The House of Representatives yesterday passed for second reading a bill for an Act meant to prohibit the stigmatisation of victims of insurgency or militancy.

The proposed legislation, which was sponsored by Hon. Ben Rollands Igbakpa, would provide for the arrest, prosecution and punishment of those found guilty of stigmatising victims of insurgency.

Leading the debate on the bill, Igbakpa said stigmatisation against victims of insurgency and militancy should qualify as an offence with prescribed terms of imprisonment.

He listed the categories of victims of insurgency as direct casualties rape, molested men and internally displaced persons.

The lawmaker said the implications of stigmatisation are dire public embarrassment, social disorientation, solitude, compromised sense of identity and sometimes suicide.

He lamented that instead of getting embraced and fully integrated back to society, the victims were further estranged from the society.
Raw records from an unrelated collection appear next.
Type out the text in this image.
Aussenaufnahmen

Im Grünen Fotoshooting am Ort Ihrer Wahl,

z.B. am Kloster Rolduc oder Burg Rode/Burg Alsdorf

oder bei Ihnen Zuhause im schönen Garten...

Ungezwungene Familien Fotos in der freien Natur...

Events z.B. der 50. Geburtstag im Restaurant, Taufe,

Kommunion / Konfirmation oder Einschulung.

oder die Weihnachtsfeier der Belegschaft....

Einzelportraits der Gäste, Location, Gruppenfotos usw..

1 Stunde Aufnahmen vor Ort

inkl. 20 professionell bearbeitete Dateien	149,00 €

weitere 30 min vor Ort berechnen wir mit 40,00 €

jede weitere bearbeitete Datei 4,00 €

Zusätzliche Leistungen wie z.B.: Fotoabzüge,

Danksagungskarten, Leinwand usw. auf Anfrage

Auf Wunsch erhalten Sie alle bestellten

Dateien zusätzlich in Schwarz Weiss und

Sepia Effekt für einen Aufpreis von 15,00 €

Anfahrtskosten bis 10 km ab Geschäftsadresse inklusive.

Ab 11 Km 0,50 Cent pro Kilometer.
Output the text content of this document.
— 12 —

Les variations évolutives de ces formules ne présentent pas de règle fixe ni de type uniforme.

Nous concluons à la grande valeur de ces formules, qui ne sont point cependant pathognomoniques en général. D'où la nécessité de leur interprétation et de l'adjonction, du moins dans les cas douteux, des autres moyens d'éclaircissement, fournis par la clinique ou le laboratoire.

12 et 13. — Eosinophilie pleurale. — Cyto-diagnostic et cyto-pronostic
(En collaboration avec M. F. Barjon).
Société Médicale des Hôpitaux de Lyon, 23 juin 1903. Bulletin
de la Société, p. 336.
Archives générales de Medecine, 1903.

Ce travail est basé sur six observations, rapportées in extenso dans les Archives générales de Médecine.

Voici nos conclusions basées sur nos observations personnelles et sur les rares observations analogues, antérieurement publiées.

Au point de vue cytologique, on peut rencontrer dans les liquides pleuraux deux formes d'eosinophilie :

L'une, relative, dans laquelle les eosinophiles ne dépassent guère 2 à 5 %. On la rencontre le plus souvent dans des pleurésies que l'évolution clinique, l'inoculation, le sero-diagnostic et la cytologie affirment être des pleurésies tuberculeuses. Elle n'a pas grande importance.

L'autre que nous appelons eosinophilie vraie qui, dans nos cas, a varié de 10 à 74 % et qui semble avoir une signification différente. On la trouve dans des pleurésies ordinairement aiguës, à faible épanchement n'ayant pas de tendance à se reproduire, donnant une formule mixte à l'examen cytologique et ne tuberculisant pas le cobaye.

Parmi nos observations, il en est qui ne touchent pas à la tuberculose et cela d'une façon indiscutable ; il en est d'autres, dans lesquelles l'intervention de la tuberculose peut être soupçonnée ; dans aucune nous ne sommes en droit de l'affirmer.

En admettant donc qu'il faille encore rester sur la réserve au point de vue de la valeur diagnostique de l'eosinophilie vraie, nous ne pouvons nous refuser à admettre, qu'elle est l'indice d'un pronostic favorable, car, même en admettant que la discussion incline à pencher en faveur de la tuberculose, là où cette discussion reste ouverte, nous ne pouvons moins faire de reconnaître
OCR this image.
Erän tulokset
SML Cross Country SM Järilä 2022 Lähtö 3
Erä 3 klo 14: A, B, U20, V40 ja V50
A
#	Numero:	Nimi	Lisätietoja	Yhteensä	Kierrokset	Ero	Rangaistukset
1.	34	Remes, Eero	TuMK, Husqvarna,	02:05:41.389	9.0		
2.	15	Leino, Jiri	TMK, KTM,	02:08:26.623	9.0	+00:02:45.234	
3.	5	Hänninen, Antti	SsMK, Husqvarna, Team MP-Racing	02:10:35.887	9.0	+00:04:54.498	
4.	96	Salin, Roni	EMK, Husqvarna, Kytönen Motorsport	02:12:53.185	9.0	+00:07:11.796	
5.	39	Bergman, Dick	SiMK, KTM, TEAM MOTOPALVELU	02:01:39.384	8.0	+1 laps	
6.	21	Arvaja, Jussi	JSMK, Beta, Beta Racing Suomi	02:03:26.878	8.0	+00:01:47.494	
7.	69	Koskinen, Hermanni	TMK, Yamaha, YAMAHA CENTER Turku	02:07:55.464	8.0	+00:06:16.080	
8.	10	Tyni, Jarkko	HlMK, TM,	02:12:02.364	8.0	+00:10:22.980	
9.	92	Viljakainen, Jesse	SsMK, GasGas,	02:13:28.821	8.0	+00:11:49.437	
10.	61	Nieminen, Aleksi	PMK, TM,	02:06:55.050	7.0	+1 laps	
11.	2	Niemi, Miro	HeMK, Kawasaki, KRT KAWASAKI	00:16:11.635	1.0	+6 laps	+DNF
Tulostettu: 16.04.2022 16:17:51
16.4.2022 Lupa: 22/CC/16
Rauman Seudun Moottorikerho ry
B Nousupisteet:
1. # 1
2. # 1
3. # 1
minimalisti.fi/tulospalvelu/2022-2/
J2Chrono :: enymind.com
Igbakpa urged other lawmakers to provide necessary legal framework to safeguard and protect victims of insurgency as vulnerable members of society.

“Stigmatisation is a damaging social phenomenon that is potent enough to severely alter the existential realities of its victims,” he said.

However, the bill was opposed by Hon. Obinna Chidoka, who pointed out that both the head and body of the bill were disjointed.

Also, Hon. Toby Okechukwu said the bill was not necessary because what the bill sought to remedy has been taken care of by the Human Rights Act.

Okechukwu said: “The constitution is very clear as regards to our rights. The provisions of the constitution said that no person should be stigmatised or discriminated upon. Anyone one who goes against that law would be going against the constitution.”

Meanwhile, the House has also adopted a motion on the ‘Need to Provide and Protect the Interests of Blind Students (Special Students) in the Higher Institutions of Learning,’ which was sponsored by Hon. Henry Nwawuba.

The bill would seek to enjoin the Federal Ministry of Education, the National Universities Commission and educational institutions to come up with programs that would enable blind students to attain their full potentials.

It also mandated the Committees on Basic Education and Services, Tertiary Education and Services to liaise with the Ministry of Education towards having a forum in anticipation of harmonised program for special students that would enable them to attain higher education.